OK so I was wrong. It only shows I don't quite understand the law. Apparently, if you have a warrantless search, anything you find from that appears to be completely inadmissible, even for the purposes of obtaining proper warrants. I was under the impression that was not the case. According to the WaPo
Twice in the past four years, a top Justice Department lawyer warned the presiding judge of a secret surveillance court that information overheard in President Bush's eavesdropping program may have been improperly used to obtain wiretap warrants in the court, according to two sources with knowledge of those events.The revelations infuriated U.S. District Judge Colleen Kollar-Kotelly -- who, like her predecessor, Royce C. Lamberth, had expressed serious doubts about whether the warrantless monitoring of phone calls and e-mails ordered by Bush was legal.
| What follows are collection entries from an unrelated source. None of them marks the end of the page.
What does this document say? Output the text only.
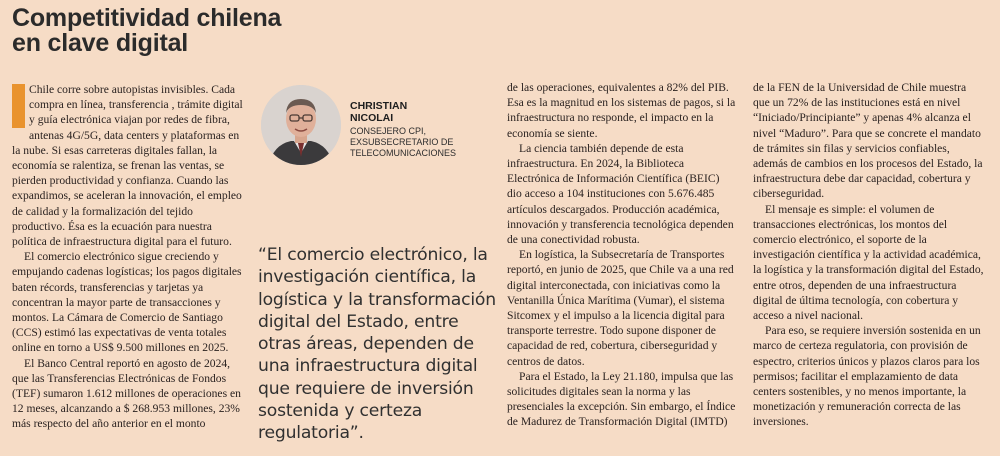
Competitividad chilena
en clave digital

Chile corre sobre autopistas invisibles. Cada compra en línea, transferencia , trámite digital y guía electrónica viajan por redes de fibra, antenas 4G/5G, data centers y plataformas en la nube. Si esas carreteras digitales fallan, la economía se ralentiza, se frenan las ventas, se pierden productividad y confianza. Cuando las expandimos, se aceleran la innovación, el empleo de calidad y la formalización del tejido productivo. Ésa es la ecuación para nuestra política de infraestructura digital para el futuro.

El comercio electrónico sigue creciendo y empujando cadenas logísticas; los pagos digitales baten récords, transferencias y tarjetas ya concentran la mayor parte de transacciones y montos. La Cámara de Comercio de Santiago (CCS) estimó las expectativas de venta totales online en torno a US$ 9.500 millones en 2025.

El Banco Central reportó en agosto de 2024, que las Transferencias Electrónicas de Fondos (TEF) sumaron 1.612 millones de operaciones en 12 meses, alcanzando a $ 268.953 millones, 23% más respecto del año anterior en el monto

CHRISTIAN
NICOLAI
CONSEJERO CPI,
EXSUBSECRETARIO DE
TELECOMUNICACIONES
“El comercio electrónico, la
investigación científica, la
logística y la transformación
digital del Estado, entre
otras áreas, dependen de
una infraestructura digital
que requiere de inversión
sostenida y certeza
regulatoria”.

de las operaciones, equivalentes a 82% del PIB. Esa es la magnitud en los sistemas de pagos, si la infraestructura no responde, el impacto en la economía se siente.

La ciencia también depende de esta infraestructura. En 2024, la Biblioteca Electrónica de Información Científica (BEIC) dio acceso a 104 instituciones con 5.676.485 artículos descargados. Producción académica, innovación y transferencia tecnológica dependen de una conectividad robusta.

En logística, la Subsecretaría de Transportes reportó, en junio de 2025, que Chile va a una red digital interconectada, con iniciativas como la Ventanilla Única Marítima (Vumar), el sistema Sitcomex y el impulso a la licencia digital para transporte terrestre. Todo supone disponer de capacidad de red, cobertura, ciberseguridad y centros de datos.

Para el Estado, la Ley 21.180, impulsa que las solicitudes digitales sean la norma y las presenciales la excepción. Sin embargo, el Índice de Madurez de Transformación Digital (IMTD)

de la FEN de la Universidad de Chile muestra que un 72% de las instituciones está en nivel “Iniciado/Principiante” y apenas 4% alcanza el nivel “Maduro”. Para que se concrete el mandato de trámites sin filas y servicios confiables, además de cambios en los procesos del Estado, la infraestructura debe dar capacidad, cobertura y ciberseguridad.

El mensaje es simple: el volumen de transacciones electrónicas, los montos del comercio electrónico, el soporte de la investigación científica y la actividad académica, la logística y la transformación digital del Estado, entre otros, dependen de una infraestructura digital de última tecnología, con cobertura y acceso a nivel nacional.

Para eso, se requiere inversión sostenida en un marco de certeza regulatoria, con provisión de espectro, criterios únicos y plazos claros para los permisos; facilitar el emplazamiento de data centers sostenibles, y no menos importante, la monetización y remuneración correcta de las inversiones.
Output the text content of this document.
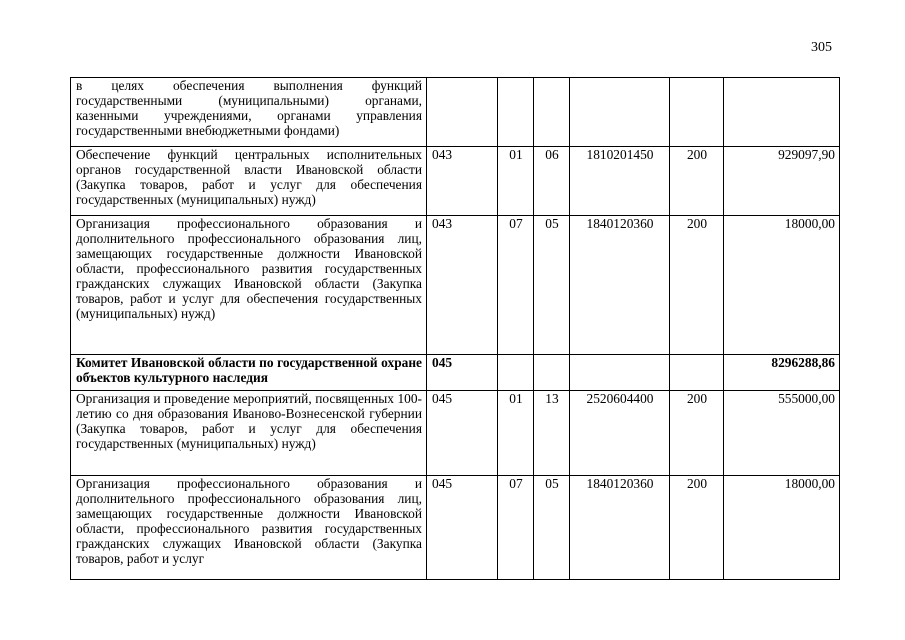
305
в целях обеспечения выполнения функций государственными (муниципальными) органами, казенными учреждениями, органами управления государственными внебюджетными фондами)						
Обеспечение функций центральных исполнительных органов государственной власти Ивановской области (Закупка товаров, работ и услуг для обеспечения государственных (муниципальных) нужд)	043	01	06	1810201450	200	929097,90
Организация профессионального образования и дополнительного профессионального образования лиц, замещающих государственные должности Ивановской области, профессионального развития государственных гражданских служащих Ивановской области (Закупка товаров, работ и услуг для обеспечения государственных (муниципальных) нужд)	043	07	05	1840120360	200	18000,00
Комитет Ивановской области по государственной охране объектов культурного наследия	045					8296288,86
Организация и проведение мероприятий, посвященных 100-летию со дня образования Иваново-Вознесенской губернии (Закупка товаров, работ и услуг для обеспечения государственных (муниципальных) нужд)	045	01	13	2520604400	200	555000,00
Организация профессионального образования и дополнительного профессионального образования лиц, замещающих государственные должности Ивановской области, профессионального развития государственных гражданских служащих Ивановской области (Закупка товаров, работ и услуг	045	07	05	1840120360	200	18000,00
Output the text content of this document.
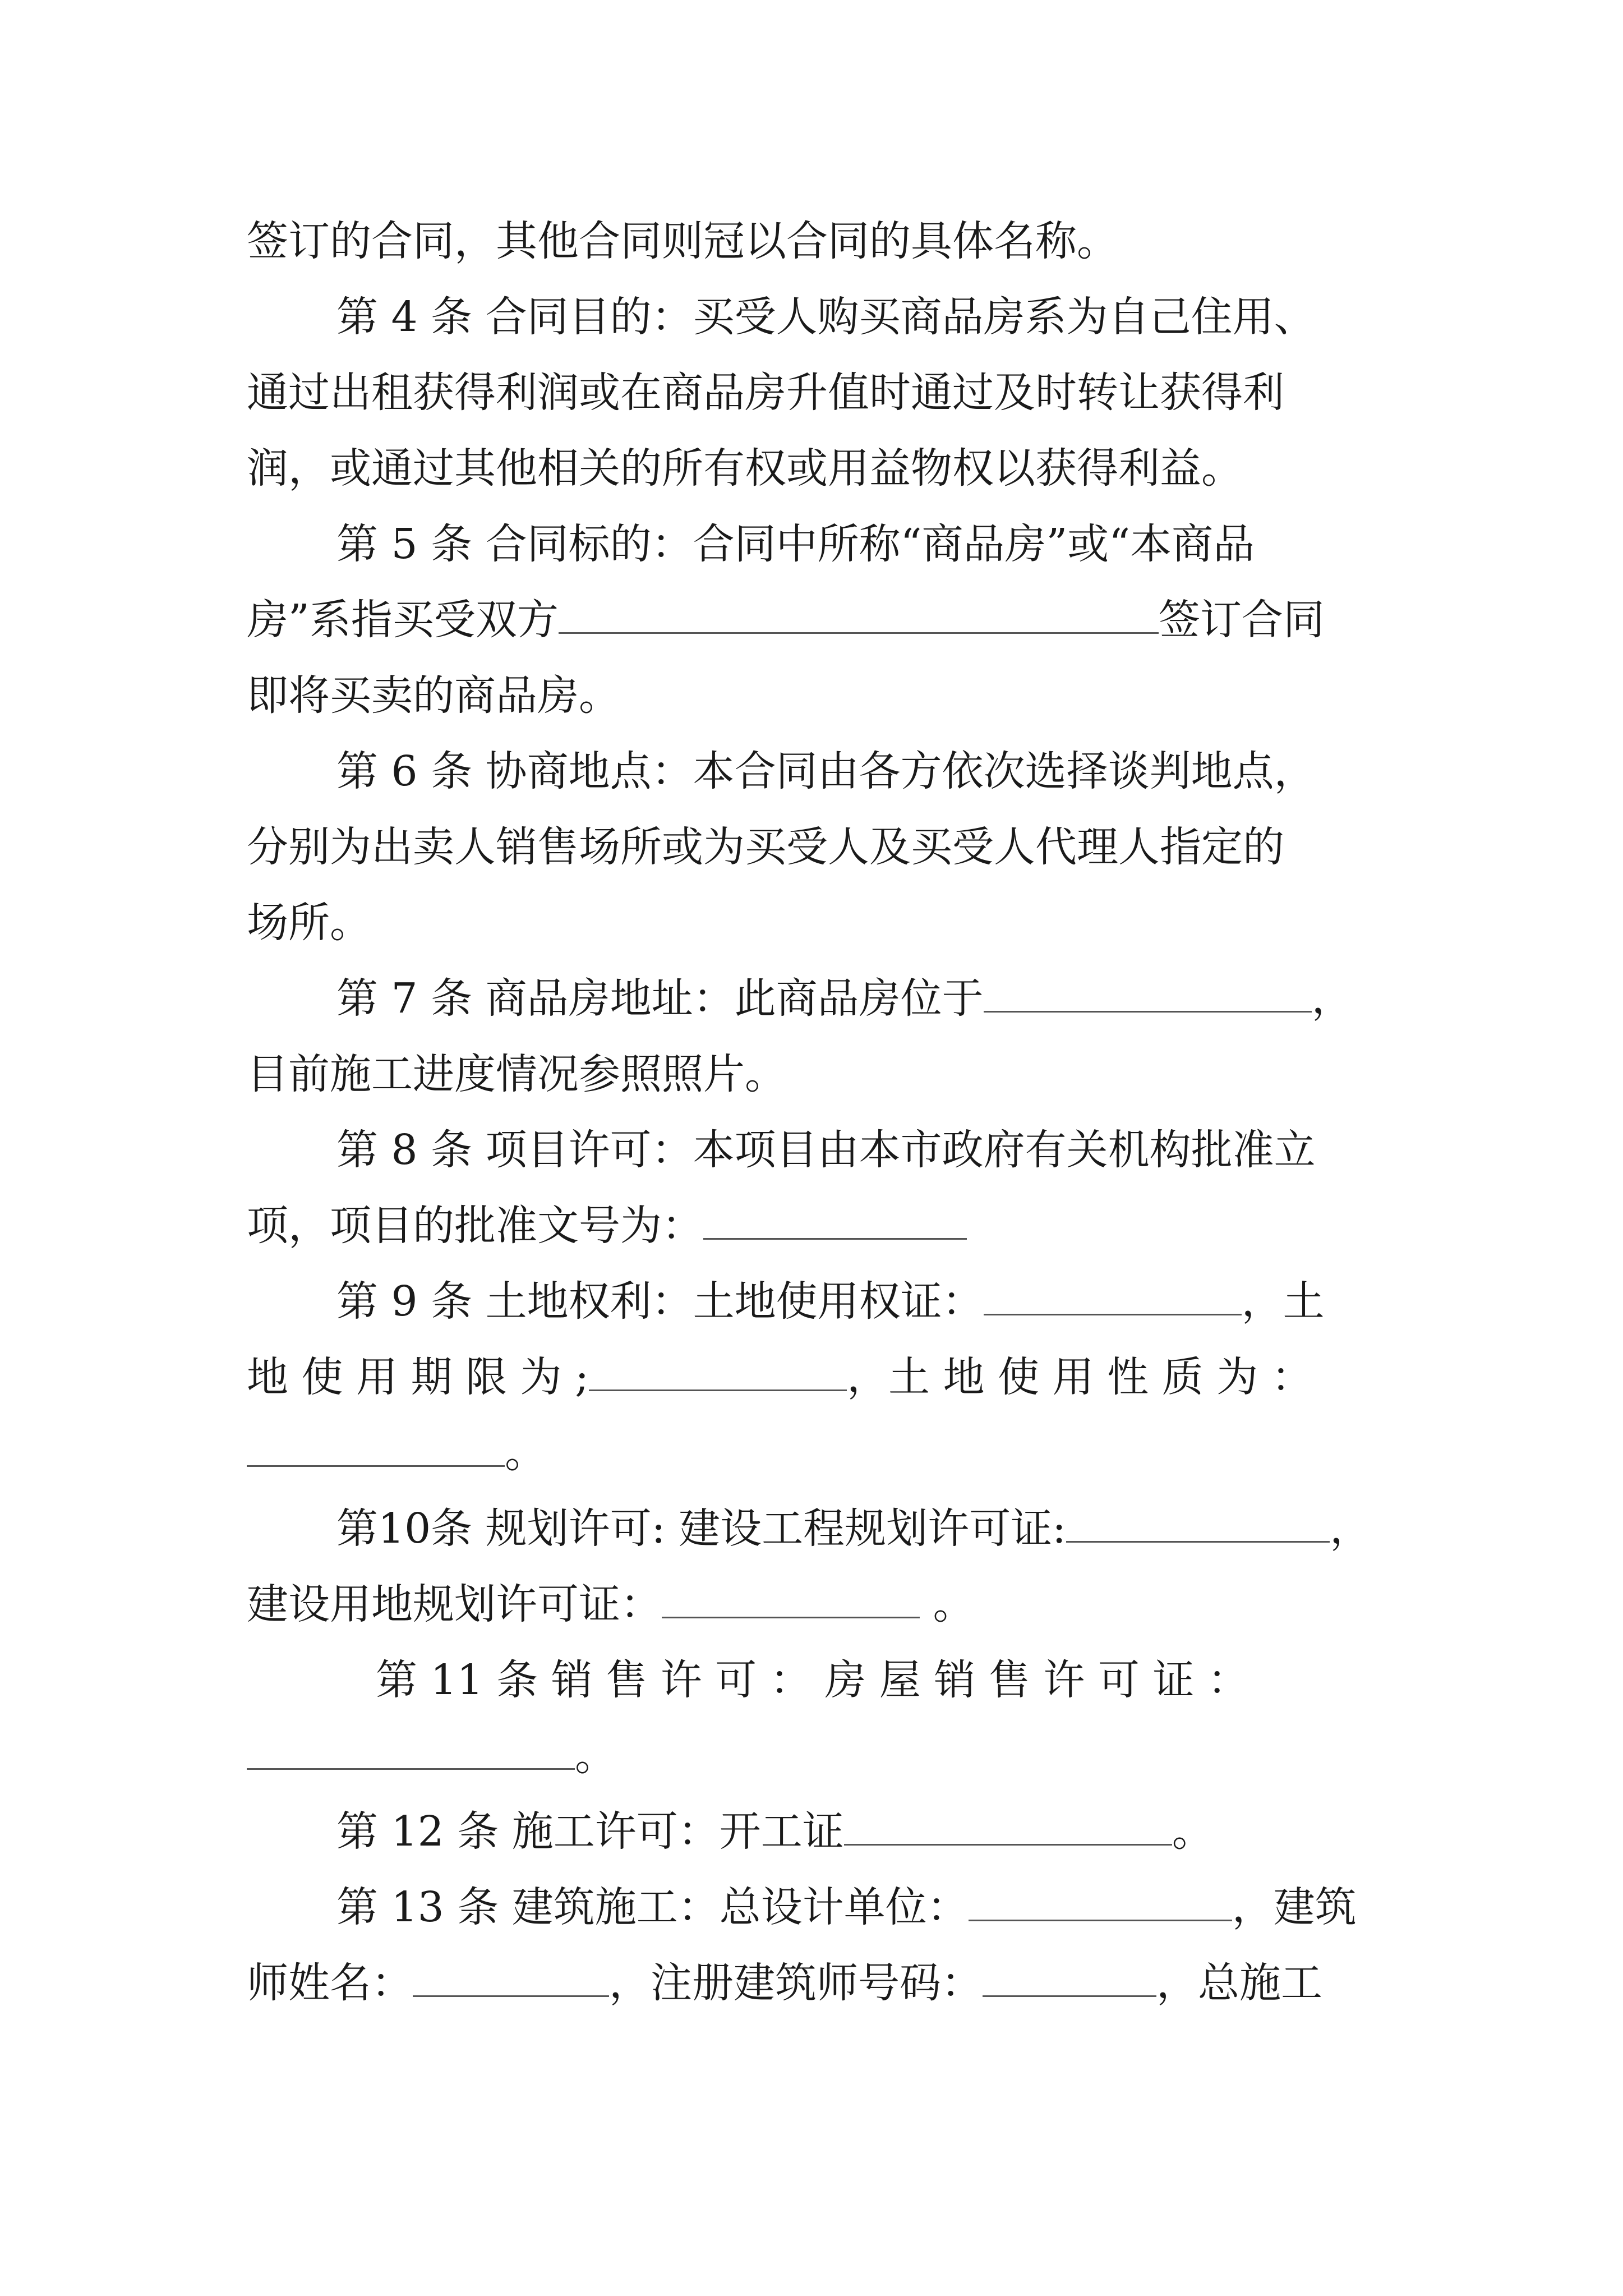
签订的合同，其他合同则冠以合同的具体名称。
第 4 条 合同目的：买受人购买商品房系为自己住用、
通过出租获得利润或在商品房升值时通过及时转让获得利
润，或通过其他相关的所有权或用益物权以获得利益。
第 5 条 合同标的：合同中所称“商品房”或“本商品
房”系指买受双方	签订合同
即将买卖的商品房。
第 6 条 协商地点：本合同由各方依次选择谈判地点，
分别为出卖人销售场所或为买受人及买受人代理人指定的
场所。
第 7 条 商品房地址：此商品房位于	，
目前施工进度情况参照照片。
第 8 条 项目许可：本项目由本市政府有关机构批准立
项，项目的批准文号为：
第 9 条 土地权利：土地使用权证：	，土
地 使 用 期 限 为 ;	，土 地 使 用 性 质 为 ：
。
第10条 规划许可: 建设工程规划许可证:	，
建设用地规划许可证：	。
第 11 条 销 售 许 可 ： 房 屋 销 售 许 可 证 ：
。
第 12 条 施工许可：开工证	。
第 13 条 建筑施工：总设计单位：	，建筑
师姓名：	，注册建筑师号码：	，总施工
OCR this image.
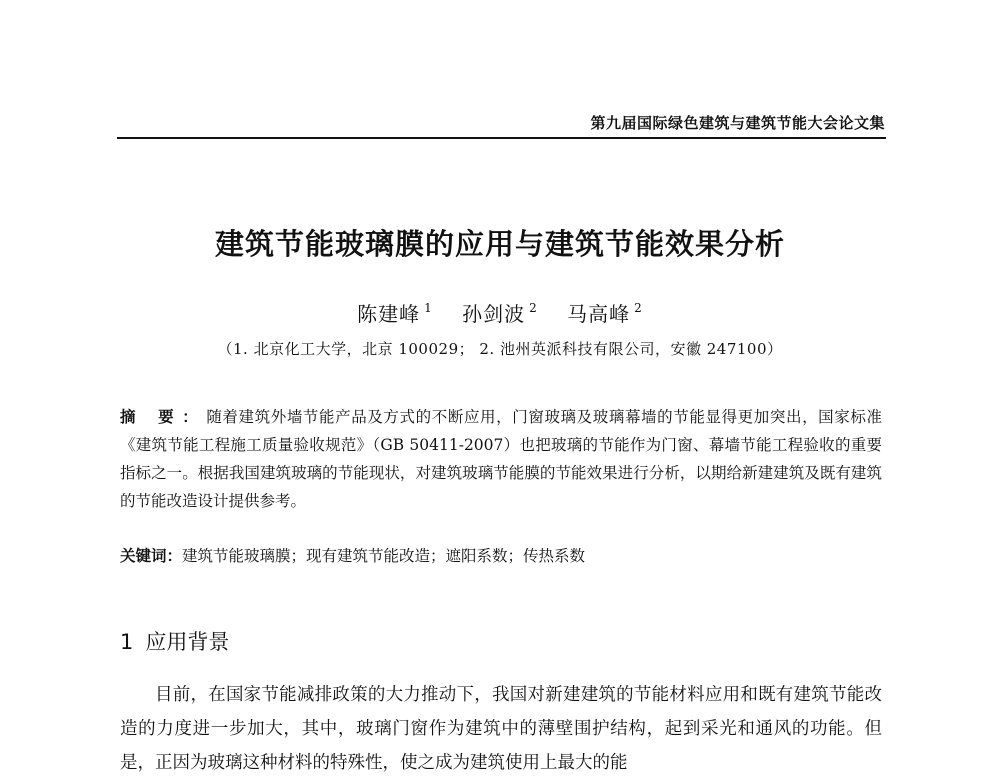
第九届国际绿色建筑与建筑节能大会论文集
建筑节能玻璃膜的应用与建筑节能效果分析
陈建峰 $^1$ 孙剑波 $^2$ 马高峰 $^2$
（1. 北京化工大学，北京 100029； 2. 池州英派科技有限公司，安徽 247100）
摘 要：随着建筑外墙节能产品及方式的不断应用，门窗玻璃及玻璃幕墙的节能显得更加突出，国家标准《建筑节能工程施工质量验收规范》（GB 50411-2007）也把玻璃的节能作为门窗、幕墙节能工程验收的重要指标之一。根据我国建筑玻璃的节能现状，对建筑玻璃节能膜的节能效果进行分析，以期给新建建筑及既有建筑的节能改造设计提供参考。
关键词：建筑节能玻璃膜；现有建筑节能改造；遮阳系数；传热系数
1 应用背景

目前，在国家节能减排政策的大力推动下，我国对新建建筑的节能材料应用和既有建筑节能改造的力度进一步加大，其中，玻璃门窗作为建筑中的薄壁围护结构，起到采光和通风的功能。但是，正因为玻璃这种材料的特殊性，使之成为建筑使用上最大的能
Both judges had insisted that no information obtained this way be used to gain warrants from their court, according to government sources, and both had been assured by administration officials it would never happen.
So there's a conceptual difference that needs a great deal of explaining with regard to wartime powers and 'the battlefield' when such things are mixed in with the infrastructure of peacetime civilians. I mean, I know that we are in a state of war against certain elements of various worldwide organizations, but I don't feel like I am at war personally.
I worry we may not be able to resolve this without some kind of reform. I don't want to see our system crash. Not that on this particular matter of warrantless wiretaps is more than a minor tactic in a major offensive. Everybody knows this, which is why no injuctions have been sought, but lets see what we see.